Background: The alpha(v)beta3 integrin in the endothelial cell membrane is important for the growth and migration of capillaries into tumour tissue and is also a survival factor for these cells. The alphaII(b)beta3 (GPIIb/IIIa) integrin is responsible for platelet activation and, with concomitant release of different stored proangiogenic factors, and tumour cell-platelet interactions.
Materials and methods: An immunodeficient nude rat model was used to study tumour growth in tibial bone, with tumour cells negative for the target alpha(v)beta3 and alphaII(b)beta3 integrins.

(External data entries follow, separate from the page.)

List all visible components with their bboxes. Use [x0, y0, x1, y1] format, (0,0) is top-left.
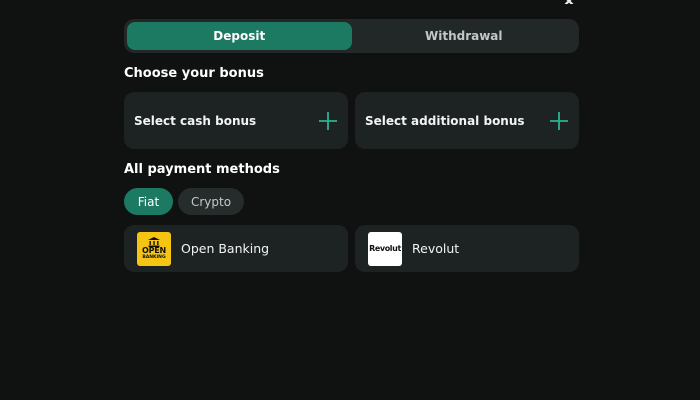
payment-method-revolut[interactable]: Revolut Revolut: [355, 225, 579, 272]
open-banking-logo-text: OPEN: [141, 245, 167, 255]
plus-icon: [319, 111, 337, 130]
tab-withdrawal[interactable]: Withdrawal: [352, 22, 577, 50]
deposit-withdrawal-tabs: Deposit Withdrawal: [124, 19, 579, 53]
payment-method-name: Revolut: [412, 241, 460, 256]
revolut-logo-text: Revolut: [369, 244, 401, 253]
additional-bonus-label: Select additional bonus: [365, 113, 525, 128]
close-icon: [564, 0, 574, 4]
payment-method-name: Open Banking: [181, 241, 270, 256]
filter-fiat[interactable]: Fiat: [124, 188, 173, 215]
deposit-page: Deposit Withdrawal Choose your bonus Sel…: [0, 0, 700, 400]
revolut-logo: Revolut: [368, 231, 402, 266]
filter-crypto[interactable]: Crypto: [178, 188, 244, 215]
open-banking-logo: OPEN BANKING: [137, 231, 171, 266]
payment-method-open-banking[interactable]: OPEN BANKING Open Banking: [124, 225, 348, 272]
select-additional-bonus-button[interactable]: Select additional bonus: [355, 92, 579, 149]
bonus-section-title: Choose your bonus: [124, 66, 264, 81]
payment-section-title: All payment methods: [124, 162, 280, 177]
bank-icon: [148, 236, 160, 247]
open-banking-logo-subtext: BANKING: [142, 254, 166, 260]
plus-icon: [550, 111, 568, 130]
select-cash-bonus-button[interactable]: Select cash bonus: [124, 92, 348, 149]
tab-deposit[interactable]: Deposit: [127, 22, 352, 50]
cash-bonus-label: Select cash bonus: [134, 113, 257, 128]
close-button[interactable]: [560, 0, 578, 4]
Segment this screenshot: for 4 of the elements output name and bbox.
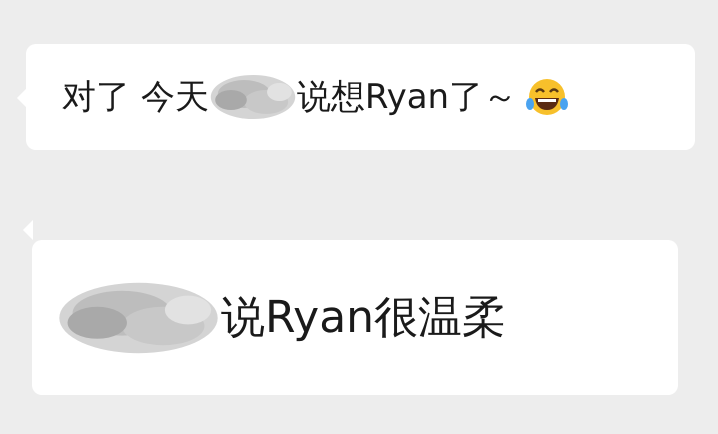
- message-text: 说想Ryan了～: [296, 76, 518, 118]
- laughing-tears-icon: [525, 76, 570, 118]
- message-text: 对了 今天: [62, 76, 209, 118]
- message-text: 说Ryan很温柔: [221, 290, 506, 344]
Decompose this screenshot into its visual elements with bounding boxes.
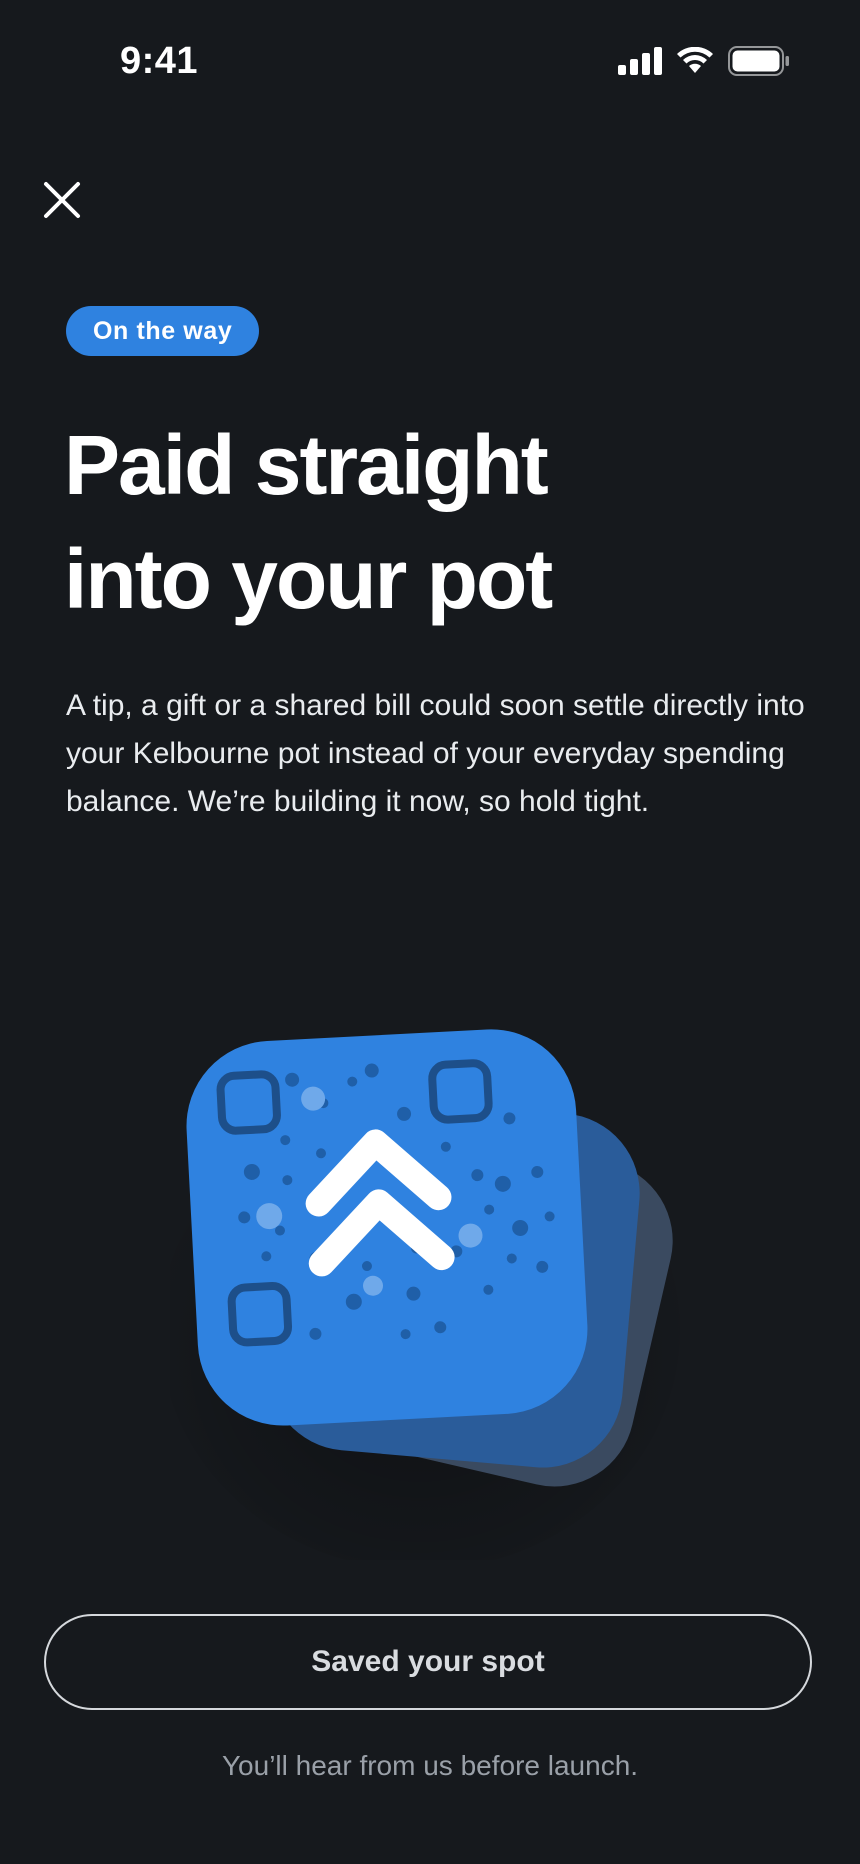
qr-code-upload-icon xyxy=(160,1029,680,1570)
status-badge: On the way xyxy=(66,306,260,356)
page-title: Paid straight into your pot xyxy=(64,408,784,636)
status-bar: 9:41 xyxy=(0,0,860,130)
saved-spot-button[interactable]: Saved your spot xyxy=(44,1614,812,1710)
page-title-line-1: Paid straight xyxy=(64,418,549,512)
front-card xyxy=(186,1029,588,1426)
page-title-line-2: into your pot xyxy=(64,532,553,626)
wifi-icon xyxy=(677,47,713,73)
launch-notice-text: You’ll hear from us before launch. xyxy=(221,1750,639,1781)
cellular-signal-icon xyxy=(618,47,662,75)
battery-icon xyxy=(728,46,789,76)
close-icon xyxy=(44,182,80,218)
status-icons xyxy=(618,46,790,76)
description-text: A tip, a gift or a shared bill could soo… xyxy=(66,689,805,818)
qr-code-upload-illustration xyxy=(160,1000,730,1570)
close-button[interactable] xyxy=(38,176,86,224)
status-time: 9:41 xyxy=(120,40,199,82)
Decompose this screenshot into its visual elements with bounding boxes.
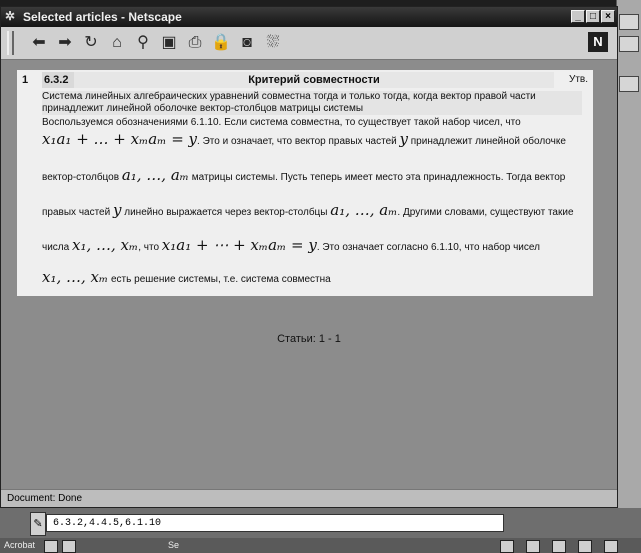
- background-button[interactable]: [619, 76, 639, 92]
- proof-text: числа: [42, 242, 70, 253]
- proof-text: матрицы системы. Пусть теперь имеет мест…: [191, 172, 566, 183]
- article-number: 1: [22, 74, 29, 86]
- proof-text: линейно выражается через вектор-столбцы: [124, 207, 328, 218]
- netscape-app-icon: ✲: [5, 9, 16, 23]
- proof-line: правых частей y линейно выражается через…: [42, 201, 574, 219]
- title-bar[interactable]: ✲ Selected articles - Netscape _ □ ×: [1, 7, 617, 27]
- status-bar: Document: Done: [1, 489, 617, 507]
- article-kind: Утв.: [569, 74, 589, 85]
- search-icon[interactable]: ⚲: [133, 32, 153, 53]
- background-button[interactable]: [619, 36, 639, 52]
- proof-text: вектор-столбцов: [42, 172, 120, 183]
- tray-icon[interactable]: [526, 540, 540, 553]
- reload-icon[interactable]: ↻: [81, 32, 101, 53]
- taskbar-item[interactable]: Se: [168, 540, 179, 550]
- taskbar-acrobat[interactable]: Acrobat: [4, 540, 35, 550]
- netscape-guide-icon[interactable]: ▣: [159, 32, 179, 53]
- pen-icon[interactable]: ✎: [30, 512, 46, 536]
- article-count: Статьи: 1 - 1: [277, 333, 341, 345]
- theorem-statement: Система линейных алгебраических уравнени…: [42, 91, 582, 115]
- formula: y: [399, 130, 408, 148]
- formula: y: [112, 201, 122, 219]
- images-icon[interactable]: ◙: [237, 32, 257, 53]
- proof-text: , что: [138, 242, 159, 253]
- proof-paragraph: Воспользуемся обозначениями 6.1.10. Если…: [42, 117, 521, 128]
- article-panel: 1 6.3.2 Критерий совместности Утв. Систе…: [17, 70, 593, 296]
- window-title: Selected articles - Netscape: [23, 10, 182, 24]
- article-heading: Критерий совместности: [74, 72, 554, 88]
- proof-text: правых частей: [42, 207, 111, 218]
- article-query-input[interactable]: 6.3.2,4.4.5,6.1.10: [46, 514, 504, 532]
- home-icon[interactable]: ⌂: [107, 32, 127, 53]
- proof-line: вектор-столбцов a₁, …, aₘ матрицы систем…: [42, 166, 565, 184]
- tray-icon[interactable]: [552, 540, 566, 553]
- maximize-button[interactable]: □: [586, 10, 600, 23]
- netscape-window: ✲ Selected articles - Netscape _ □ × ⬅ ➡…: [0, 6, 618, 508]
- back-icon[interactable]: ⬅: [29, 32, 49, 53]
- proof-line: x₁, …, xₘ есть решение системы, т.е. сис…: [42, 268, 331, 286]
- section-number[interactable]: 6.3.2: [42, 72, 76, 88]
- netscape-logo: N: [588, 32, 608, 52]
- taskbar-icon[interactable]: [44, 540, 58, 553]
- background-app-edge: [616, 0, 641, 553]
- tray-icon[interactable]: [500, 540, 514, 553]
- taskbar-icon[interactable]: [62, 540, 76, 553]
- close-button[interactable]: ×: [601, 10, 615, 23]
- proof-text: принадлежит линейной оболочке: [410, 136, 566, 147]
- tray-icon[interactable]: [578, 540, 592, 553]
- navigation-toolbar: ⬅ ➡ ↻ ⌂ ⚲ ▣ ⎙ 🔒 ◙ ⛆ N: [1, 27, 617, 60]
- stop-icon[interactable]: ⛆: [263, 32, 283, 53]
- formula: a₁, …, aₘ: [330, 201, 398, 219]
- proof-text: . Это и означает, что вектор правых част…: [197, 136, 397, 147]
- proof-text: . Это означает согласно 6.1.10, что набо…: [316, 242, 540, 253]
- formula: x₁, …, xₘ: [71, 236, 139, 254]
- print-icon[interactable]: ⎙: [185, 32, 205, 53]
- proof-text: есть решение системы, т.е. система совме…: [111, 274, 331, 285]
- formula: a₁, …, aₘ: [121, 166, 189, 184]
- proof-line: x₁a₁ + … + xₘaₘ = y. Это и означает, что…: [42, 130, 566, 148]
- proof-line: числа x₁, …, xₘ, что x₁a₁ + ⋯ + xₘaₘ = y…: [42, 236, 540, 254]
- toolbar-grip[interactable]: [7, 31, 14, 55]
- minimize-button[interactable]: _: [571, 10, 585, 23]
- proof-text: . Другими словами, существуют такие: [397, 207, 574, 218]
- formula: x₁a₁ + ⋯ + xₘaₘ = y: [161, 236, 317, 254]
- background-button[interactable]: [619, 14, 639, 30]
- formula: x₁, …, xₘ: [42, 268, 109, 286]
- tray-icon[interactable]: [604, 540, 618, 553]
- formula: x₁a₁ + … + xₘaₘ = y: [42, 130, 198, 148]
- input-area: ✎ 6.3.2,4.4.5,6.1.10 Acrobat Se: [0, 508, 641, 553]
- taskbar: Acrobat Se: [0, 538, 641, 553]
- forward-icon[interactable]: ➡: [55, 32, 75, 53]
- page-content: 1 6.3.2 Критерий совместности Утв. Систе…: [1, 60, 617, 490]
- security-icon[interactable]: 🔒: [211, 32, 231, 53]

Results: Daily intraperitoneal injections of m7E3 F(ab')2 antibody fragment, blocking human and rat alpha(v)beta3 and alphaII(b)beta3 integrins, reduced the measured size of the tumours growing in the tibial bone by 35% (p = 0.012), and also the microvessel density in these tumours. The concentration of the important proangiogenic factor bFGF was significantly reduced by 41% in the treated tumours. The treatment slightly increased the time to the appearance of the tumour from 22.2 to 24.9 days, indicating a small but significant effect on the early stages of tumour growth and invasion through the bone tissue.
Conclusion: Integrin-targeted treatment reduced tumour growth, solely targeting the host angiogenesis. This treatment strategy should be further exploited for use in combination with conventional treatment strategies, or the combined targeting of alternative antiangiogenic pathways.